After the Sharpeville massacre in 1960, the regime introduced draconian measures affecting musicians. There were daily arrests, mixed race bands were banned, and blacks were forbidden to play in white nightclubs. Curfews and rules making permits to travel compulsory ­effectively killed the jazz scene. The Ibrahims decided to leave. They went first to Zurich and later to New York, where Duke Ellington became their friend and mentor, and Ibrahims career as a jazz pianist bloomed.

"We left South Africa, and then we went back again and tried to make it work but the regime monitored us. For me, the finality was that knock on the door at 4am. They came, surrounded my house, kicked down the door, put an automatic weapon to my head and handcuffed me. I asked them what was the charge. They said it was a moving traffic violation, a speeding ticket." That time, Ibrahim was lucky. The police captain turned out to be a fan and told him not to worry about the fine. Two months later, it happened again and this time the captain was not there.

"They took me to a police station. I was there overnight and had to appear the next morning in court in front of the magistrates. My lawyers managed to get me out of it. Two days later, I left South Africa. That was 1976. And then the record Mannenberg took off and became the theme song of the revolution." The emotional scars he suffered during that period have not disappeared, and it pains him that the youth of today know so little about it. Its why he has become what he describes as a "reluctant teacher". He speaks of the job with a kind of weary resignation.

"I lived in exile for 30 years. They took away our citizenship, which meant that we could not return. Exile is not something I would wish on my worst enemy. The most terrifying experience when you are in exile is that you dream you are at home with your family having a wonderful time. Then you wake up to reality. "What worries me today is that everywhere theres violent behaviour. My martial arts teacher has written a book about this. He said people dont use the word senzo, which means 'ancestor', any more.
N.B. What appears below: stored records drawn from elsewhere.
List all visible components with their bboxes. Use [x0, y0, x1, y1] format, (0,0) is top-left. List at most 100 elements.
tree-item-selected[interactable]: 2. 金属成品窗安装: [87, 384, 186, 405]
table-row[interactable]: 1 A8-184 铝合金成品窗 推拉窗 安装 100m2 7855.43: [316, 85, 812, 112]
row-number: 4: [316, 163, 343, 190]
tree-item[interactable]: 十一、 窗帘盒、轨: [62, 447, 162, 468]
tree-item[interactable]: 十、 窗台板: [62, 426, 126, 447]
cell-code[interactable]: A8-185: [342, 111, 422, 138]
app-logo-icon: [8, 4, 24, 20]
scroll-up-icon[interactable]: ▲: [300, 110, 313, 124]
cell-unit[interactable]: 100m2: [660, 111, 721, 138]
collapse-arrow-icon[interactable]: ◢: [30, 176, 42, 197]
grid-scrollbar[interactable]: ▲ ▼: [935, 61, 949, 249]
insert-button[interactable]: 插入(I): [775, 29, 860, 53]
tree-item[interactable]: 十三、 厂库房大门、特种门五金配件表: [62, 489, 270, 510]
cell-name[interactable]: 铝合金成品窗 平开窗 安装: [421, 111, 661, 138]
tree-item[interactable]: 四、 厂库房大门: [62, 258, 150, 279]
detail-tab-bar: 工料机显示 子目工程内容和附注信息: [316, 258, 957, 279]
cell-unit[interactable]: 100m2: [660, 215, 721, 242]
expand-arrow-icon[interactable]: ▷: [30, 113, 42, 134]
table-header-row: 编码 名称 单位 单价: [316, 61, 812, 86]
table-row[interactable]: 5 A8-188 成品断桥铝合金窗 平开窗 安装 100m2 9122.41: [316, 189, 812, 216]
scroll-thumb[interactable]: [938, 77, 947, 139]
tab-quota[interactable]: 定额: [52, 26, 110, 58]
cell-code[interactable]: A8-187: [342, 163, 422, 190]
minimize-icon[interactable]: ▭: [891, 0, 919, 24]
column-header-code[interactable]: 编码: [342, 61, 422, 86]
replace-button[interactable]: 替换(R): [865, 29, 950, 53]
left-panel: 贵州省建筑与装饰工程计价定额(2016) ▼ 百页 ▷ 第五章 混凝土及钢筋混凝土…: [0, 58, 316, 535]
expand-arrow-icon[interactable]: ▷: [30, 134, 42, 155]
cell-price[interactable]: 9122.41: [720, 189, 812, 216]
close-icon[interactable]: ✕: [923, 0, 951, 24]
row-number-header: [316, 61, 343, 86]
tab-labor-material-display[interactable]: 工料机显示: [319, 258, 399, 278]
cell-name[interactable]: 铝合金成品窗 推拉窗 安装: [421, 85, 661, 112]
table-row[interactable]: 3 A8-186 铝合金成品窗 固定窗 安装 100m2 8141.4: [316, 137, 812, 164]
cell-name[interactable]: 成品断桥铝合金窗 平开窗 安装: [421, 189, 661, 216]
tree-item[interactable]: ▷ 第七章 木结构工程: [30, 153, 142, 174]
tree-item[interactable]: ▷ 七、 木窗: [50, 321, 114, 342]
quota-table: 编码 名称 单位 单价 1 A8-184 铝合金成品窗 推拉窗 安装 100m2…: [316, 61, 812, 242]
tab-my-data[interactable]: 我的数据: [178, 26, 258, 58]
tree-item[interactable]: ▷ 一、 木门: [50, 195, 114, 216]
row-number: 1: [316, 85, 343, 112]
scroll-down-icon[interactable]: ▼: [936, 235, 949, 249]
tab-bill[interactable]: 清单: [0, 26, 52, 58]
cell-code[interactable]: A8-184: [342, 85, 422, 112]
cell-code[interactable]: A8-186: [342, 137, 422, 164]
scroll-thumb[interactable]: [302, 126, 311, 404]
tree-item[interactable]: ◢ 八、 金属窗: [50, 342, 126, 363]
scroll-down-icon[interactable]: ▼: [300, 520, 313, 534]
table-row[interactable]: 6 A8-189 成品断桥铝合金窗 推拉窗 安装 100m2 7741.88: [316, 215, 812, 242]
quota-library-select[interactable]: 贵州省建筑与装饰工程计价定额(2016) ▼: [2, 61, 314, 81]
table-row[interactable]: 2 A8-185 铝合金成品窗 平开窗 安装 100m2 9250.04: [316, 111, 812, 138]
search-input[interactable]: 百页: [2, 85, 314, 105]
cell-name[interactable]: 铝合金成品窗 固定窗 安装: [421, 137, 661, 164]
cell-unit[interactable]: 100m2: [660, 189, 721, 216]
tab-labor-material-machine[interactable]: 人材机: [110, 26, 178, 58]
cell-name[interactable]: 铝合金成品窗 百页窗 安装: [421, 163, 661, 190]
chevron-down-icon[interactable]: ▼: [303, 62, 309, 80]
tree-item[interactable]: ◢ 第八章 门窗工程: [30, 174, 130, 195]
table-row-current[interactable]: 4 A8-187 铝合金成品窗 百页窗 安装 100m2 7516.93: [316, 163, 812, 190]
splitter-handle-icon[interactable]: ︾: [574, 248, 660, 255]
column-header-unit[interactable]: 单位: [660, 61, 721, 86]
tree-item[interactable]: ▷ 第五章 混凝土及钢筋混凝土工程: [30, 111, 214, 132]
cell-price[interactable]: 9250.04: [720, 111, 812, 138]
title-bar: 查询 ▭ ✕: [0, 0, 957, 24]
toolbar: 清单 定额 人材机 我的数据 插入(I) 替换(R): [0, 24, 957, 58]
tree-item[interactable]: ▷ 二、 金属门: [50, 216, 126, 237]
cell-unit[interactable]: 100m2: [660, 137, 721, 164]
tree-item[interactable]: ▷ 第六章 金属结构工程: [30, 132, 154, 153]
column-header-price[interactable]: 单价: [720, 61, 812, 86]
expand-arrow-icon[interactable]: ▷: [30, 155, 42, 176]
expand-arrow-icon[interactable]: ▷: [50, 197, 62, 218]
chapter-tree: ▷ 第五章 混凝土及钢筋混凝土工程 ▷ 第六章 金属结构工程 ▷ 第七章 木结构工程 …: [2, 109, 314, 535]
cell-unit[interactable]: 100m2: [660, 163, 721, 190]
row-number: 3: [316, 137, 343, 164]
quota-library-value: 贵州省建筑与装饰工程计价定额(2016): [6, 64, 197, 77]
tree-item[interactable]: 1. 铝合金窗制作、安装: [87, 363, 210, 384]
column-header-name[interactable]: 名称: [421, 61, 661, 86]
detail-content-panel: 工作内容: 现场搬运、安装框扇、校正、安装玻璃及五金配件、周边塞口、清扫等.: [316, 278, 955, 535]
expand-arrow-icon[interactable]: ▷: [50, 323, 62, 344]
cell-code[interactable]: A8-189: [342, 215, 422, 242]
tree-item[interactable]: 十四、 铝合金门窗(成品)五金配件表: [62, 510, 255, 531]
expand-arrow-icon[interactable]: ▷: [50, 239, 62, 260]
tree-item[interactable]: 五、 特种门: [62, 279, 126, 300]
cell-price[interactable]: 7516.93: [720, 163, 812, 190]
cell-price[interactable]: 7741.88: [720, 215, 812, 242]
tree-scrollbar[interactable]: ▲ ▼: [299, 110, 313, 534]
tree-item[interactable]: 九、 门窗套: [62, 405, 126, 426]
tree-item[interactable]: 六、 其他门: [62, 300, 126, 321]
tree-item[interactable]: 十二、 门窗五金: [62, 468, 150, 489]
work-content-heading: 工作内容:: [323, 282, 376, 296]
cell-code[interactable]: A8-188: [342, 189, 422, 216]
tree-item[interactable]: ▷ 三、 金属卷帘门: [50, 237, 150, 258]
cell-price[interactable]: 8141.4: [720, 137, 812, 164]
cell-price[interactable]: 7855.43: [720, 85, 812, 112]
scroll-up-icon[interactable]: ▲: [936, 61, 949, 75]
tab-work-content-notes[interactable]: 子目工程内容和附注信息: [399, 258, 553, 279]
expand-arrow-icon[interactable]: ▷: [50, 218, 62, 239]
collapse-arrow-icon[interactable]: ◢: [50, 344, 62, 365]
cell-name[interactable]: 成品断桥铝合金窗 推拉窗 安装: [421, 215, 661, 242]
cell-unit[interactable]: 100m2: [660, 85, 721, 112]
Senzo is also the title of my latest CD and it was the name of my father. All this is gone. The young don't have a base. Its a throwaway culture."
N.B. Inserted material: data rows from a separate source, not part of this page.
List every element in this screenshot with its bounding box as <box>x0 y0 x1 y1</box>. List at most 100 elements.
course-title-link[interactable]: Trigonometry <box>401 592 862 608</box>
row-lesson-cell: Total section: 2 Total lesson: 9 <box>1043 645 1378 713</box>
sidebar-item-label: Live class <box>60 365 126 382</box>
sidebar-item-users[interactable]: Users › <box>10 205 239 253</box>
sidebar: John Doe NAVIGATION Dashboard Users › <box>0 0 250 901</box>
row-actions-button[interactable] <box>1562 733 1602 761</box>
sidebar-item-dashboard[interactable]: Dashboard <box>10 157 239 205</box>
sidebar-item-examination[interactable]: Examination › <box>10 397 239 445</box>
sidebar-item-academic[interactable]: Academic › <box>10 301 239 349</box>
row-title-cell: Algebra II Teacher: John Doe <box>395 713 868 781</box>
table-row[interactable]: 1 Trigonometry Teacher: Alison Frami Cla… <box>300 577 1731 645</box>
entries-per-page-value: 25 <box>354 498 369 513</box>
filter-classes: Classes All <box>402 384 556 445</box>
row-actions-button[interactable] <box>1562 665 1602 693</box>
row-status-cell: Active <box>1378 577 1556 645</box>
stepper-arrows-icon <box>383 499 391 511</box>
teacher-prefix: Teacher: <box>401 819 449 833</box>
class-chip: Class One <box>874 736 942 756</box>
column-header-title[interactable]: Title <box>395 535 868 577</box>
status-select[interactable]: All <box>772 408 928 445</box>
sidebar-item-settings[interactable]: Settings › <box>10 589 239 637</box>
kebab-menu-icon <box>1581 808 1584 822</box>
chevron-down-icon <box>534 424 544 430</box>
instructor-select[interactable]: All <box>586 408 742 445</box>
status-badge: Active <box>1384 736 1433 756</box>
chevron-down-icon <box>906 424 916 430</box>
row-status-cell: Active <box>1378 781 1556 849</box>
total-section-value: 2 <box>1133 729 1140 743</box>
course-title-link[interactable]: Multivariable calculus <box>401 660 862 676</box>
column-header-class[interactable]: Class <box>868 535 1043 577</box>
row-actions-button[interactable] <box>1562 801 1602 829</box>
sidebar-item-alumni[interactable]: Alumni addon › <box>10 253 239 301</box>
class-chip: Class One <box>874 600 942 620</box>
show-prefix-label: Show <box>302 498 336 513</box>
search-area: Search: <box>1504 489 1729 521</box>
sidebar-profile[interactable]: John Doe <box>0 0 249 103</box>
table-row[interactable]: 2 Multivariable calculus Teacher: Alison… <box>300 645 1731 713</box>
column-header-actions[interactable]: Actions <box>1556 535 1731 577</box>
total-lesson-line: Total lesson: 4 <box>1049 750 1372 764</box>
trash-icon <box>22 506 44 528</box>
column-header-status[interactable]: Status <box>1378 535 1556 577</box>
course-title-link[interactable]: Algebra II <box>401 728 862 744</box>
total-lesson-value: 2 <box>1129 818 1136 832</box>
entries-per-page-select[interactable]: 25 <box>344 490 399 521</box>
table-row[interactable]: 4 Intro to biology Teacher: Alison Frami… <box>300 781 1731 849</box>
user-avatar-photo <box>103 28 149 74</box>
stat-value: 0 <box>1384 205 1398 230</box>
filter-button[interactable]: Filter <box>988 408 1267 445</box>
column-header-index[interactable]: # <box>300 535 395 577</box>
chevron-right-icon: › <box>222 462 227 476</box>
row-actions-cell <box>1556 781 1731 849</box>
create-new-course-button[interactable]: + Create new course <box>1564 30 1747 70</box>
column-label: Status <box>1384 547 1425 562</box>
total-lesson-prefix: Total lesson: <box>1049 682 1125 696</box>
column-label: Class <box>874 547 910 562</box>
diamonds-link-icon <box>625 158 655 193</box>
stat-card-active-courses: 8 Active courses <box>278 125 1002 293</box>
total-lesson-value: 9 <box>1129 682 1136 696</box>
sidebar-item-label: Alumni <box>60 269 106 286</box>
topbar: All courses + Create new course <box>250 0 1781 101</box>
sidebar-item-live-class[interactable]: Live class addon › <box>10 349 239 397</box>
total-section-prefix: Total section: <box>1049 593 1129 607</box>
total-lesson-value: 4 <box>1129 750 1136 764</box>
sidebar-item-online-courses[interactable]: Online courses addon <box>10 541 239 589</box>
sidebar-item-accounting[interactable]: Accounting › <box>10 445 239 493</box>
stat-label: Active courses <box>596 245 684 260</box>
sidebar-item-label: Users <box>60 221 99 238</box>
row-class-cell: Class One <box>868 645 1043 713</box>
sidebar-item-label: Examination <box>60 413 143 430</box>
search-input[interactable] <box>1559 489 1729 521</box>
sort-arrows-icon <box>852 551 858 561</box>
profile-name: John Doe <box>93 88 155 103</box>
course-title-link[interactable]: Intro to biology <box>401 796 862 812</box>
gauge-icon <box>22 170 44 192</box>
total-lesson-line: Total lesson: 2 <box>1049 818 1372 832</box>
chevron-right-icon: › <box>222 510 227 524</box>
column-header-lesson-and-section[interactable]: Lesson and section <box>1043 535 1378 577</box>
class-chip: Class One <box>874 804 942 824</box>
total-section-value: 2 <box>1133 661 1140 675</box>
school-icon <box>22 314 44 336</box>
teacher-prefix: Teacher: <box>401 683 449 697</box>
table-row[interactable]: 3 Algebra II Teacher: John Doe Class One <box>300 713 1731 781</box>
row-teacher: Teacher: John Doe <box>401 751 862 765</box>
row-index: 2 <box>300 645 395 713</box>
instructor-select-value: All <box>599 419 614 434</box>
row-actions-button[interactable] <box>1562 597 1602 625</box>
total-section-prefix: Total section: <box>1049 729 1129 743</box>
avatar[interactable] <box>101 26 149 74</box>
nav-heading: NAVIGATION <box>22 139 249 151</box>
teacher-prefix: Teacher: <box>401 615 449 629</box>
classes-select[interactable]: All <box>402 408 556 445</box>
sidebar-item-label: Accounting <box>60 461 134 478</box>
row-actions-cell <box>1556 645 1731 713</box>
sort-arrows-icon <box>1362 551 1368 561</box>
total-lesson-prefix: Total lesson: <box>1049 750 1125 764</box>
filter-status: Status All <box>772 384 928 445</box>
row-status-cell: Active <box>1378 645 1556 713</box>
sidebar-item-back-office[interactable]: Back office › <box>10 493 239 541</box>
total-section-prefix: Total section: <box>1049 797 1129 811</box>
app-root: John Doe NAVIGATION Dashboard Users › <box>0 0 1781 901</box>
Ibrahim returned to Cape Town soon after Nelson Mandela's release from prison in February 1990, and played at Mandela's presidential inauguration four years later. After a successfully treated prostate cancer scare, he became vegetarian. He is also an eighth dan black belt in the ancient martial arts technique of yakima. He sees a connection with that and music, and every other aspect of life. "When you get your black belt, it's like getting your drivers licence and then you start making progress. After a while, you don't even consider the grading. What matters is how well you perform the technique. Its the same with music. The only thing you are really concerned with is perfecting your art. Its all about discipline. Music isn't an end, its a means to an end. It just gives you a formula that you can work at and you can apply and the same formula everywhere else in your life. The formula is actually to reach unattainable perfection."

Ibrahim and a group of friends have created a project called M7 in an attempt to create a forum in which knowledge from all kinds of disciplines can be shared and adapted. "I have practitioners from all over the world, homeopaths, people who practise traditional Chinese medicines, orthopaedic surgeons and paediatricians. They all come to the concerts and we become friends, and then we start chatting about things. We have a lot of synergy. The seven Ms stand for music, movement, medicine, meditation, martial arts, menu and masters in all the disciplines. We must find some synergy in how they can move this forward."

They have been given some farmland in the Kalahari and hope to bring young people to the area to learn traditional arts of the bushmen and talk about the history of the country and of jazz music. Ibrahim says he doesnt feel like and elder statesman of jazz and says his work is only just beginning. "I don't have a political message. I just play the music to the best of my ability. Once you play the notes theres nothing you can do about it."